On using Designer’s own real estate for digital fulfillment
“We have this thing called Designer Shoe Warehouse — it has warehouse in the title, it has all of this inventory. We could go invest in a lot of large distribution centers across the country. But the reality is, at that time, we had a couple hundred physical locations that were being underutilized. And we said ‘how could we leverage those locations in a way that would allow us to offer our customer a product or a delivery that would be faster than others?’ And that’s the approach we took. And, during the first quarter roughly 60%-70% of all of our digital demand was fulfilled from what we call a customer facing warehouse. That’s a huge competitive advantage for us now.”

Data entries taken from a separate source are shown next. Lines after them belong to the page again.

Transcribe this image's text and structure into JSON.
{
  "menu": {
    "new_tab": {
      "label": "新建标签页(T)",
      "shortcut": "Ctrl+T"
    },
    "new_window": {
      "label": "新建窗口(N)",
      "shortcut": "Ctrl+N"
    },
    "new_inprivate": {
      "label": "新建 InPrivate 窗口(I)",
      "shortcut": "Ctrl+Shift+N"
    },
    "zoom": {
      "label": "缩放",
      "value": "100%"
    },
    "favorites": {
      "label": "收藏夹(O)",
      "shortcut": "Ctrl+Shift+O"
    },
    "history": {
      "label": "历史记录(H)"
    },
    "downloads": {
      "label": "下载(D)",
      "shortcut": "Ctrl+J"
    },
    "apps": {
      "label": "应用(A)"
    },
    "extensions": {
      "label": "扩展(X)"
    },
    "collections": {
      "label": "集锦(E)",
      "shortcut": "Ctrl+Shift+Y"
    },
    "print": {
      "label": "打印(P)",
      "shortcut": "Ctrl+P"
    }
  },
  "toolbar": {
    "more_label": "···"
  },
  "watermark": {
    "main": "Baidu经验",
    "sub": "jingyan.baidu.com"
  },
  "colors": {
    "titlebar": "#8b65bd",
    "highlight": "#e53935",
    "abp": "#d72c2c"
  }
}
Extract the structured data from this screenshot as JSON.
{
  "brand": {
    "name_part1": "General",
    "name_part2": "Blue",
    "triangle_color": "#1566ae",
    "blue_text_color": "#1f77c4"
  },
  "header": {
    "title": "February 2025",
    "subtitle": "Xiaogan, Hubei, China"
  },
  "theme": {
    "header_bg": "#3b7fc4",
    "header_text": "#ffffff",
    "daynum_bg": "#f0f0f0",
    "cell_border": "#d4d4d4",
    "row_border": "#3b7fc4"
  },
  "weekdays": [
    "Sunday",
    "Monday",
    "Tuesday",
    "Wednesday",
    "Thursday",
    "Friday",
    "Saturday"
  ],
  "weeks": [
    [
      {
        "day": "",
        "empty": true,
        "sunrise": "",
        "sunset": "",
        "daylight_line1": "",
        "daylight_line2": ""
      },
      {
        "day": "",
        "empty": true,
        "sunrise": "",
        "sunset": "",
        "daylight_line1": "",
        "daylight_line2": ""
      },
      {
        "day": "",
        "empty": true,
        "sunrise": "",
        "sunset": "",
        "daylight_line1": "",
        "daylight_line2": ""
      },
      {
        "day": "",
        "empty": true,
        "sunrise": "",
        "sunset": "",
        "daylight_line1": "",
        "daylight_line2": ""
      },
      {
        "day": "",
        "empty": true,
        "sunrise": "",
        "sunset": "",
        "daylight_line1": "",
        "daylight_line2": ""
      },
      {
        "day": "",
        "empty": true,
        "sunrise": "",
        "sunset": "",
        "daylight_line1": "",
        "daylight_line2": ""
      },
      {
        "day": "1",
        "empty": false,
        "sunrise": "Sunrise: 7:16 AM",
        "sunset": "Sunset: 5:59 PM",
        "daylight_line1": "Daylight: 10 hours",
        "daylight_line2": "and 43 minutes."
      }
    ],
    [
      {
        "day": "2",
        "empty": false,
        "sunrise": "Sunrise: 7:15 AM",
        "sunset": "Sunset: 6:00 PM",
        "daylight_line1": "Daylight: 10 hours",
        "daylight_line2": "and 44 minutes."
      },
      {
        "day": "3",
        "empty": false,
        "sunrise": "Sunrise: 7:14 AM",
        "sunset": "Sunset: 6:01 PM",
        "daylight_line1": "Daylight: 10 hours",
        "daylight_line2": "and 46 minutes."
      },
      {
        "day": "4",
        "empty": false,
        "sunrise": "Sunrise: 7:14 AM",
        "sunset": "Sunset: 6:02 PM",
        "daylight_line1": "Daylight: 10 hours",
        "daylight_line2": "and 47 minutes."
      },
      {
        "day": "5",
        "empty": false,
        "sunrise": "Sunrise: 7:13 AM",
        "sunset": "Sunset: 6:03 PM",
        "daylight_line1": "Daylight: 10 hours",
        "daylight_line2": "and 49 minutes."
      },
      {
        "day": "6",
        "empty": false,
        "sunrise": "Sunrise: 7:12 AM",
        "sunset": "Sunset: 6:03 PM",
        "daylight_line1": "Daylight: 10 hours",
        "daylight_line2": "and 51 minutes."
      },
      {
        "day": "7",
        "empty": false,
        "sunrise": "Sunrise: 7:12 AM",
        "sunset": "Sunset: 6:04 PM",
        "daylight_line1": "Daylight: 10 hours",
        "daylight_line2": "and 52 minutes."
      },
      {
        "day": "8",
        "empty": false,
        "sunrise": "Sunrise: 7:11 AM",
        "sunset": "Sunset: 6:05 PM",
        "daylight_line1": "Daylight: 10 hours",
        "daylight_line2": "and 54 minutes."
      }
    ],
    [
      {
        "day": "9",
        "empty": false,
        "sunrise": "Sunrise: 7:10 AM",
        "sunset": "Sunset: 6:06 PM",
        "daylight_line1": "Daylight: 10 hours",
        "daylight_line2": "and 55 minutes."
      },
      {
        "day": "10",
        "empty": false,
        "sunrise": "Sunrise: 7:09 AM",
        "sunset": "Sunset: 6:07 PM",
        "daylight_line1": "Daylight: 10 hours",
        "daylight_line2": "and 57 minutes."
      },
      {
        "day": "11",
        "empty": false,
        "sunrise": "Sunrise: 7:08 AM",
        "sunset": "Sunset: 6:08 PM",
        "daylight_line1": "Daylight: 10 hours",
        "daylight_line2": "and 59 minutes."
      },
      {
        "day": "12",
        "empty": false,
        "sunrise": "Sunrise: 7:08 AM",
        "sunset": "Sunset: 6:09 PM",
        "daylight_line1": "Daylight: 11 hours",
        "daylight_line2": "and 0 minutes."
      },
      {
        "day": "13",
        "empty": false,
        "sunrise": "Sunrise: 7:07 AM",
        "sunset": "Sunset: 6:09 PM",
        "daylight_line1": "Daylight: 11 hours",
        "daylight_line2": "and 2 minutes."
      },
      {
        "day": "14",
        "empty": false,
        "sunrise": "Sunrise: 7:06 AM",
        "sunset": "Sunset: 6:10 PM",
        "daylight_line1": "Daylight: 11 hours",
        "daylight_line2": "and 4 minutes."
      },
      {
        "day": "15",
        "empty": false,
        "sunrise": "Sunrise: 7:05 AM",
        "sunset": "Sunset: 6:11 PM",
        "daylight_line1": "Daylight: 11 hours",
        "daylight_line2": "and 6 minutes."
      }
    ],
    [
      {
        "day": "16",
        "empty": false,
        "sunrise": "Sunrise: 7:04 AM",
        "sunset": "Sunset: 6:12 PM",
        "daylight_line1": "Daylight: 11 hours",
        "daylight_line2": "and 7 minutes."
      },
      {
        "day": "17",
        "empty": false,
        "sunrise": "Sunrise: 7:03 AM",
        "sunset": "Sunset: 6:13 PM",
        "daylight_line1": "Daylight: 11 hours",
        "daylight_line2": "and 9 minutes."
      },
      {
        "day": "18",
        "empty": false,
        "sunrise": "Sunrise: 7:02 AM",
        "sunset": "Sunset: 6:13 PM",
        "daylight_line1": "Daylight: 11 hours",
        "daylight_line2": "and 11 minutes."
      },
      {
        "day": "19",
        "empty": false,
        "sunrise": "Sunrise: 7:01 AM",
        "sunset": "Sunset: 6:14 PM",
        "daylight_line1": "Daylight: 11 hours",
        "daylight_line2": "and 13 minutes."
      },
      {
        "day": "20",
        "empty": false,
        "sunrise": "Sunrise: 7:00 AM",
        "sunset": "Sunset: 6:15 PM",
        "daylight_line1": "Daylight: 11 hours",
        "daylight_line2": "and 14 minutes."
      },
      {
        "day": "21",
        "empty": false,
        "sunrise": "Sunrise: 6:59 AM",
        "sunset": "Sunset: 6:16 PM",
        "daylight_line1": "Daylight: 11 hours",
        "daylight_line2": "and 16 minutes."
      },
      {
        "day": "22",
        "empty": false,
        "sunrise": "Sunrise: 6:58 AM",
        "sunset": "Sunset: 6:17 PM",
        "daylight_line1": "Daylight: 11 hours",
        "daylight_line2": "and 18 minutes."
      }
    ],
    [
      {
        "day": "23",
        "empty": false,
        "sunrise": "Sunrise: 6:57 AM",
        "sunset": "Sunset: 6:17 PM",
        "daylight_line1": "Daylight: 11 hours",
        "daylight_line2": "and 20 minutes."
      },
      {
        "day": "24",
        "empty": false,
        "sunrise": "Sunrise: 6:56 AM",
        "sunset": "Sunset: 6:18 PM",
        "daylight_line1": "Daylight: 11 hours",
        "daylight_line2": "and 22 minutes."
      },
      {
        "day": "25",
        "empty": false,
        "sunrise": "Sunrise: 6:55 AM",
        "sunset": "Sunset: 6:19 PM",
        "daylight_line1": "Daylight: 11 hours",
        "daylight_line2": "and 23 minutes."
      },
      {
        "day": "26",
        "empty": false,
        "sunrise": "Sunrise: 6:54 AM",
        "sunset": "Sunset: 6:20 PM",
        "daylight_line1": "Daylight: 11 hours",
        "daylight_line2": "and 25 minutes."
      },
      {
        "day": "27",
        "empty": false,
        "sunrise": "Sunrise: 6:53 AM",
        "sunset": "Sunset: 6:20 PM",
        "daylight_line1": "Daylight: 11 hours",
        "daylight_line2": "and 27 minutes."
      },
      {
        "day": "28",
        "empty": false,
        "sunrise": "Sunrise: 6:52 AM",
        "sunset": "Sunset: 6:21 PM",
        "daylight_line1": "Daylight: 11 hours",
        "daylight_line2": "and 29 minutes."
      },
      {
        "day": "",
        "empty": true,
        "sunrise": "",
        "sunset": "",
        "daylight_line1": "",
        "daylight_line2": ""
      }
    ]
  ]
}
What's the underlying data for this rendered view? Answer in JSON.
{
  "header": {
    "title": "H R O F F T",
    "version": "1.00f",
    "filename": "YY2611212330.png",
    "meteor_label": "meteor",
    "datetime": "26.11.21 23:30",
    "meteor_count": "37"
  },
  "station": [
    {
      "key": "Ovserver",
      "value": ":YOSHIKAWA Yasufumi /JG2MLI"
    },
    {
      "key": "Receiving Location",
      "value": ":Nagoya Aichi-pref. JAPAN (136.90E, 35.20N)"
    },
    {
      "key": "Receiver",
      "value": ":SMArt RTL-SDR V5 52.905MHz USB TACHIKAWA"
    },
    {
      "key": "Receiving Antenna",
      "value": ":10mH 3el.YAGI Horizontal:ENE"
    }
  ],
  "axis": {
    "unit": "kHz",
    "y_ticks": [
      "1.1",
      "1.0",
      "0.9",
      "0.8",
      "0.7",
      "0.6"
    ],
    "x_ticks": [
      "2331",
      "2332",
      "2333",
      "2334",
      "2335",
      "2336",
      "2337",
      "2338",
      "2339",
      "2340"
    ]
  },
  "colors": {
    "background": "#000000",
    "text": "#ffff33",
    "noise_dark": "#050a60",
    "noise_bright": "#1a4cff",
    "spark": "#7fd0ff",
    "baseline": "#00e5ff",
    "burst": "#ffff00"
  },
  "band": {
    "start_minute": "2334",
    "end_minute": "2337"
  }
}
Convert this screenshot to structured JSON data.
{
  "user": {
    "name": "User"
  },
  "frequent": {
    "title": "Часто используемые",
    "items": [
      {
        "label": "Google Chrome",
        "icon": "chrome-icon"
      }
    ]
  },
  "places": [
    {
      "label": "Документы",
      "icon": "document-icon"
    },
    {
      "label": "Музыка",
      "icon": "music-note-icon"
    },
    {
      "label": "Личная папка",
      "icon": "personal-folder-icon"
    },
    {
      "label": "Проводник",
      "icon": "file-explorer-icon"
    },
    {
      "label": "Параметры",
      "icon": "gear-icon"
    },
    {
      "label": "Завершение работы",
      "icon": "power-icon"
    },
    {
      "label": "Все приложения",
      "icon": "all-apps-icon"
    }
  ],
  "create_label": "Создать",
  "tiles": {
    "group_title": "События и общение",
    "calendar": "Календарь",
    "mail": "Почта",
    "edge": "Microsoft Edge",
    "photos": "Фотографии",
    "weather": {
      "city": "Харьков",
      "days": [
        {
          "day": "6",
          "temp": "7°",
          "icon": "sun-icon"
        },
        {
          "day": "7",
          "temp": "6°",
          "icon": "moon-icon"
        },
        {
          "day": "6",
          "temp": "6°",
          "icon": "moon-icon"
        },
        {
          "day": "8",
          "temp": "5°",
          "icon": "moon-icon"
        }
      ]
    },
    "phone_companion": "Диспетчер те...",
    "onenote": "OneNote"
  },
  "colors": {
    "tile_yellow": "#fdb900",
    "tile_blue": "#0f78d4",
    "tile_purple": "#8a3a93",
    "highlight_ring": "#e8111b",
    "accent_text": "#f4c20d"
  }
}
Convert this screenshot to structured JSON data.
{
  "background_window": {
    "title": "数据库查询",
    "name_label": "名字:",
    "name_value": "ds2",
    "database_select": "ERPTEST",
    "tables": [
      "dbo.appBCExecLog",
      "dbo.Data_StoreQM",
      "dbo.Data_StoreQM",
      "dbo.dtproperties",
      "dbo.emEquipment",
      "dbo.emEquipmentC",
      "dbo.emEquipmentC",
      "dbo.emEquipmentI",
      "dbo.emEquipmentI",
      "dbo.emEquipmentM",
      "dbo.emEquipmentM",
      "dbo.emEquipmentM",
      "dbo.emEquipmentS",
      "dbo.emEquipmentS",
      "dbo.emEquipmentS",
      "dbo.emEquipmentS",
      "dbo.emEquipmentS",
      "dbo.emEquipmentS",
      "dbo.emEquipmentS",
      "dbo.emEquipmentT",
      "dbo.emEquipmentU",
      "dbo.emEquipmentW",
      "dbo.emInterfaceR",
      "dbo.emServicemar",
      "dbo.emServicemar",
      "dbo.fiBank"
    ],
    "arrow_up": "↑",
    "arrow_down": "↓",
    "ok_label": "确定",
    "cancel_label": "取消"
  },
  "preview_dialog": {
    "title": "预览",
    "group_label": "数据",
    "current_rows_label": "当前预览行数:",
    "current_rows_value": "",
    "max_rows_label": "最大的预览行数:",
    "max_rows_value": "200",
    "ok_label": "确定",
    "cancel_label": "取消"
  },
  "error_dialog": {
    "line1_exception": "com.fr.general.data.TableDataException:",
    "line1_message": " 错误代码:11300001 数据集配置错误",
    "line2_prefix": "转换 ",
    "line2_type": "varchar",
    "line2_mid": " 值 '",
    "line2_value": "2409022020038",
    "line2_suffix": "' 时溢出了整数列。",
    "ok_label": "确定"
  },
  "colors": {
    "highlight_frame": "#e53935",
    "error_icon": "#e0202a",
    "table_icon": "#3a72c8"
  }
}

Why the company is focused on hiring digital talent
“As the CEO, the recognition [was] that the approach we were taking was still very dated — in that it was more of a store lens, rather than a consumer lens. We did amazing things to evolve from store business… but we really hadn’t added talent in our organization in a meaningful way that did not have a history of being a store person. We’ve added in the last year several leaders in our organization that come more from a digital background. And the learnings we’re getting from that are amazing.”
Focusing on the customer’s needs
“We’re going to be doing [new programs] to evolve the customer experience — [based on] things we’ve learned through this pandemic of how the consumer is behaving differently. The fact that they are demanding more athleisure goods, we don’t think that’s going to shift back in a huge way from where it was. The consumer is demanding brands at levels they’ve never demanded before. So we shifted our assortment to lean into the top 50 brands. Historically, we’ve carried 700-800 brands at a time, we now have our top 50 account for about 80% of our sales. By narrowing the assortment — being able to go deeper — gives us the opportunity to do different things for our customer.”